Wenn jetzt aber Par­me­ni­des sei­nen Blick zu­rück­wand­te zur Welt des Wer­dens, de­ren Exis­tenz er frü­her durch so sinn­rei­che Com­bi­na­tio­nen zu be­grei­fen ge­sucht hat­te, so zürn­te er sei­nem Auge, daß es das Wer­den über­haupt sehe, sei­nem Ohre, daß es das­sel­be höre. »Folgt nur nicht dem blö­den Auge«, so lau­tet jetzt sein Im­pe­ra­tiv, »nicht dem schal­len­den Ge­hö­re oder der Zun­ge, son­dern prüft al­lein mit des Ge­dan­kens Kraft!« Da­mit voll­zog er die über­aus wich­ti­ge, wenn auch noch so un­zu­läng­li­che und in ih­ren Fol­gen ver­häng­nis­vol­le ers­te Kri­tik des Er­kennt­niß­ap­pa­rats: da­durch, daß er die Sin­ne und die Be­fä­hi­gung, Abstrak­tio­nen zu den­ken, also die Ver­nunft jäh aus­ein­an­der­riß, als ob es zwei durch­aus ge­trenn­te Ver­mö­gen sei­en, hat er den In­tel­lekt selbst zer­trüm­mert und zu je­ner gänz­lich irr­t­hüm­li­chen Schei­dung von »Geist« und »Kör­per« auf­ge­mun­tert, die, be­son­ders seit Pla­to, wie ein Fluch auf der Phi­lo­so­phie liegt. Alle Sin­nes­wahr­neh­mun­gen, urt­heilt Par­me­ni­des, ge­ben nur Täu­schun­gen; und ihre Haupt­täu­schung ist eben, daß sie Vor­spie­geln, auch das Nicht­sei­en­de sei, auch das Wer­den habe ein Sein.
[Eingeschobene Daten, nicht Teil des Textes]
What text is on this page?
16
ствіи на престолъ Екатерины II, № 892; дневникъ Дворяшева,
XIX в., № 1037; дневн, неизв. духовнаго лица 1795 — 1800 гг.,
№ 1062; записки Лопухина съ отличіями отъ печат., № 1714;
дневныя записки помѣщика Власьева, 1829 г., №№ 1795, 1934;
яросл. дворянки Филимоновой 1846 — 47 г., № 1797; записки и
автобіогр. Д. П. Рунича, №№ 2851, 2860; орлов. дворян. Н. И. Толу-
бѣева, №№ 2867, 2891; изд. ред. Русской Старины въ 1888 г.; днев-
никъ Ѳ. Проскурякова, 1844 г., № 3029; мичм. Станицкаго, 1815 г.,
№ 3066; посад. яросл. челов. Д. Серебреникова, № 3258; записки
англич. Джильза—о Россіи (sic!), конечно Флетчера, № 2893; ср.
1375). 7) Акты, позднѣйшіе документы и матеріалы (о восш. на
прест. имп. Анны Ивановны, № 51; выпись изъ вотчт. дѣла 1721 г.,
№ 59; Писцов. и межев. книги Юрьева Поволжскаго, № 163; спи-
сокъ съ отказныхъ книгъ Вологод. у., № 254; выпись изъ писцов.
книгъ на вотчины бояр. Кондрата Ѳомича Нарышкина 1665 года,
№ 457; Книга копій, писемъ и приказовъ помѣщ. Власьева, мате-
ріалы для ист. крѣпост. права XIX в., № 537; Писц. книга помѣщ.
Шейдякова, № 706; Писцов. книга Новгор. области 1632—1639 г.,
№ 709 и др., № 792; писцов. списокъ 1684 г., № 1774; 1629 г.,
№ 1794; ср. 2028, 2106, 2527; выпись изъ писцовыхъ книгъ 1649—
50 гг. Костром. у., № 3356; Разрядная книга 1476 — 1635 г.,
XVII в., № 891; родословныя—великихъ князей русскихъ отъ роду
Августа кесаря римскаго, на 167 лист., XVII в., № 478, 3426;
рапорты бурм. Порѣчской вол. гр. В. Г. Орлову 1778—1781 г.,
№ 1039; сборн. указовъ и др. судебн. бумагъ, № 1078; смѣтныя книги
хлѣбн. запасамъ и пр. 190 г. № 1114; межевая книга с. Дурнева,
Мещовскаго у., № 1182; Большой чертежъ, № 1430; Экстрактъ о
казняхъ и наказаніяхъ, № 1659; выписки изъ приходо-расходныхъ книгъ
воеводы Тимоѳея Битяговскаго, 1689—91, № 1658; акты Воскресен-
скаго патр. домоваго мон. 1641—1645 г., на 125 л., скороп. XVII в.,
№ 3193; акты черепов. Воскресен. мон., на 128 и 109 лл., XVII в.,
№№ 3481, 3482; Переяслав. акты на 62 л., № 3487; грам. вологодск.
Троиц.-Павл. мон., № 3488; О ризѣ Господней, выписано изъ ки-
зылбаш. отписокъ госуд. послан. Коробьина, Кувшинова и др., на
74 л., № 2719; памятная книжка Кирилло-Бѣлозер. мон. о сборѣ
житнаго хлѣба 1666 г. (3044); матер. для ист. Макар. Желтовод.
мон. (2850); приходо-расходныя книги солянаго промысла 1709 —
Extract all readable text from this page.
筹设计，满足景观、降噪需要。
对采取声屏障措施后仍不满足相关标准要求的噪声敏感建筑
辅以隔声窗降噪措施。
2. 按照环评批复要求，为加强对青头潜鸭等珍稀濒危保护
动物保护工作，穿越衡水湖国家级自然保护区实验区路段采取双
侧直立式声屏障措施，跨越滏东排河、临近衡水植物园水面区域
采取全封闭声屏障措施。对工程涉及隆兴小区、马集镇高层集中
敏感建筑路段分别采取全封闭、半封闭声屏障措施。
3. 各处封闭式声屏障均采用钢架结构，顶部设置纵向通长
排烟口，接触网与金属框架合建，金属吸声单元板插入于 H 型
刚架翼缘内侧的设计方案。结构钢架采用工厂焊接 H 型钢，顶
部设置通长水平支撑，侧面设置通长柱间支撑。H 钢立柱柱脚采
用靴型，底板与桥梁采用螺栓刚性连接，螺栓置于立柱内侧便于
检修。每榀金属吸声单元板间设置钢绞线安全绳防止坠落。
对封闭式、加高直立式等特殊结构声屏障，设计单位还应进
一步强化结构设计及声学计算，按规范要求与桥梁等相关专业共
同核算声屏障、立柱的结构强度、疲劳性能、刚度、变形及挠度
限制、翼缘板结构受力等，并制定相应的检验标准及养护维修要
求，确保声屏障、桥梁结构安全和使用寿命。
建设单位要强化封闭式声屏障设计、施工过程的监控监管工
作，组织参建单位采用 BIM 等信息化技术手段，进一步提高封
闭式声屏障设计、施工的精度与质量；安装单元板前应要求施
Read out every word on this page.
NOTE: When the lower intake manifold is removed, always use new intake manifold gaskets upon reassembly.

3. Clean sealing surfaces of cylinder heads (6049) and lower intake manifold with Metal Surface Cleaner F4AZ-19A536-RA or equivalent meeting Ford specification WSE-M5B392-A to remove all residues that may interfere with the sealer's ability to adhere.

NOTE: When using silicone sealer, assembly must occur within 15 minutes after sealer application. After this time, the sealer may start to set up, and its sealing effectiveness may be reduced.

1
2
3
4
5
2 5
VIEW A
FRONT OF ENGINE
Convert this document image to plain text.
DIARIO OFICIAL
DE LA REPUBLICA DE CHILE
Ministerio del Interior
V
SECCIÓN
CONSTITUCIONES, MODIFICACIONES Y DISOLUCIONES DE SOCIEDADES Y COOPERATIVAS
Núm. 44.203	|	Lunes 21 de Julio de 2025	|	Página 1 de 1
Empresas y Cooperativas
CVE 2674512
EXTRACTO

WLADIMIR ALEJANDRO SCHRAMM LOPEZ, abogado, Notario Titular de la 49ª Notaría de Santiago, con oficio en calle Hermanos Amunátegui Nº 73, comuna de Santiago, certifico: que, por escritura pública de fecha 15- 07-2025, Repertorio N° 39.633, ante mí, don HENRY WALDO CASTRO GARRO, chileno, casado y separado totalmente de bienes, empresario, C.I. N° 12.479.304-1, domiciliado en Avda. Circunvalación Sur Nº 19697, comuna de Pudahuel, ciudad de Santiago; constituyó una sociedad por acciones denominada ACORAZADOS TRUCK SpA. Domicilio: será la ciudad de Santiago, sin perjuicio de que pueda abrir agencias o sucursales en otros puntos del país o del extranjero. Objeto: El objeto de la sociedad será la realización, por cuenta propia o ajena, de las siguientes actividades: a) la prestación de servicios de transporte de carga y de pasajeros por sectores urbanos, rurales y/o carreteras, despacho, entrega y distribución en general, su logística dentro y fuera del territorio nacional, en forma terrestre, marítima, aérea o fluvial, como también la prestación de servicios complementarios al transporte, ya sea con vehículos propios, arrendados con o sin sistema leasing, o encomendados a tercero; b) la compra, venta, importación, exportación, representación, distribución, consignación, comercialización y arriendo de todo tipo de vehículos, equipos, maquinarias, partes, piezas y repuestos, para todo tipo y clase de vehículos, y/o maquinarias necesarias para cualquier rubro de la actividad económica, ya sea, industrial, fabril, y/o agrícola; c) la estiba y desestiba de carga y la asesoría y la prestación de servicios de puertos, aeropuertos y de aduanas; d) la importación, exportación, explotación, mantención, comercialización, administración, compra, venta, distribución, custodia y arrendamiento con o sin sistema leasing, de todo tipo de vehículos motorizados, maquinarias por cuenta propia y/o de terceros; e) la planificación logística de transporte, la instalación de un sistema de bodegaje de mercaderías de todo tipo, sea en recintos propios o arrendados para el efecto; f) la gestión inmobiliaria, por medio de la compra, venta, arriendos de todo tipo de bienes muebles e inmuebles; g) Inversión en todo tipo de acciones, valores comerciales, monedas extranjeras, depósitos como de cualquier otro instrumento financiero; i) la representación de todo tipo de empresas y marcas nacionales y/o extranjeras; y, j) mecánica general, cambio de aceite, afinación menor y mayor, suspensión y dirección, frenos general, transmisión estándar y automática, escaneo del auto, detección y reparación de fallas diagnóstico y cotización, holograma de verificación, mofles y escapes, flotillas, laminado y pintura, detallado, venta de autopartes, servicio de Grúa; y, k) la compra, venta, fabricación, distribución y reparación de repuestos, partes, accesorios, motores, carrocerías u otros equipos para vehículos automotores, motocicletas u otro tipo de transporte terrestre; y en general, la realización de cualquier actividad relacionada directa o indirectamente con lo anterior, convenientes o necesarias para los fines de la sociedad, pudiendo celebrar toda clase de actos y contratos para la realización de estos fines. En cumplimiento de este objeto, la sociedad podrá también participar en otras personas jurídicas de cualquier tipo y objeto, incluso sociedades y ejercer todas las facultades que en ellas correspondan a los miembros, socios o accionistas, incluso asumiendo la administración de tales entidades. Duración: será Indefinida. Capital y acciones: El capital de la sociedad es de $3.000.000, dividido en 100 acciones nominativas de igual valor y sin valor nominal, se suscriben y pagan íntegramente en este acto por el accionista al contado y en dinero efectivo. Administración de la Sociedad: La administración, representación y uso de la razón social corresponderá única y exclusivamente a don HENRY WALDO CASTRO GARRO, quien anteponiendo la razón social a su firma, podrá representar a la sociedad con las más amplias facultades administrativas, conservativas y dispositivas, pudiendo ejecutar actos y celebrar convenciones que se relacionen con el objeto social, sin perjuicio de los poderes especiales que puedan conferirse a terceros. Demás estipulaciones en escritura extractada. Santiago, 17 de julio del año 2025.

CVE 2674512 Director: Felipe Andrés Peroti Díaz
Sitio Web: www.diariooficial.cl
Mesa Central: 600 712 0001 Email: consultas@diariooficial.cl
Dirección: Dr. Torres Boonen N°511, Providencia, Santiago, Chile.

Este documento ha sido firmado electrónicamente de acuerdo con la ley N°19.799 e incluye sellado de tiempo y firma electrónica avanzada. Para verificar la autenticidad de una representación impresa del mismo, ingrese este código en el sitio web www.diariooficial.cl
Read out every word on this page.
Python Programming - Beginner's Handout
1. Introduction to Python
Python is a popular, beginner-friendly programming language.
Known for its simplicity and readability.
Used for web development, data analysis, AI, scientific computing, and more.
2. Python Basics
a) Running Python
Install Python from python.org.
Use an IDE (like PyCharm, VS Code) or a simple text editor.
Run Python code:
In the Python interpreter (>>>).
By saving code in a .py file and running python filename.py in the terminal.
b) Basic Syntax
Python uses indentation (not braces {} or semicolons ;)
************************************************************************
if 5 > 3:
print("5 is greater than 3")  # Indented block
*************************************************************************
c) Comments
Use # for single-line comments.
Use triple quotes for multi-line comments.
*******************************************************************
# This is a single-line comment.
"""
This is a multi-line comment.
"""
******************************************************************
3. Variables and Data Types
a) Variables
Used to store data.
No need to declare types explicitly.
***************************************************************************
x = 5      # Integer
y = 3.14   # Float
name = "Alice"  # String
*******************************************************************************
Alle jene Viel­heit und Bunt­heit der er­fah­rungs­mä­ßig be­kann­ten Welt, der Wech­sel ih­rer Qua­li­tä­ten, die Ord­nung in ih­rem Auf und Nie­der, wird er­bar­mungs­los als ein blo­ßer Schein und Wahn bei Sei­te ge­wor­fen; von dort­her ist Nichts zu ler­nen, also ist jede Mühe ver­schwen­det, die man sich mit die­ser er­lo­ge­nen, durch und durch nich­ti­gen und durch die Sin­ne gleich­sam er­schwin­del­ten Welt giebt. Wer so im Gan­zen urt­heilt, wie dies Par­me­ni­des that, hört da­mit auf, ein Na­tur­for­scher im Ein­zel­nen zu sein; sei­ne Theil­nah­me für die Phä­no­me­ne dorrt ab, es bil­det sich selbst ein Haß, die­sen ewi­gen Trug der Sin­ne nicht los­wer­den zu kön­nen. Nur in den ver­blaß­tes­ten, ab­ge­zo­gens­ten All­ge­mein­hei­ten, in den lee­ren Hül­sen der un­be­stimm­tes­ten Wor­te soll jetzt die Wahr­heit, wie in ei­nem Ge­häu­se aus Spin­ne­fä­den, woh­nen: und ne­ben ei­ner sol­chen »Wahr­heit« sitzt nun der Phi­lo­soph, eben­falls blut­los wie eine Abstrak­ti­on und rings in For­meln ein­ge­spon­nen. Die Spin­ne will doch das Blut ih­rer Op­fer; aber der par­me­ni­de­i­sche Phi­lo­soph haßt ge­ra­de das Blut sei­ner Op­fer, das Blut der von ihm ge­op­fer­ten Em­pi­rie.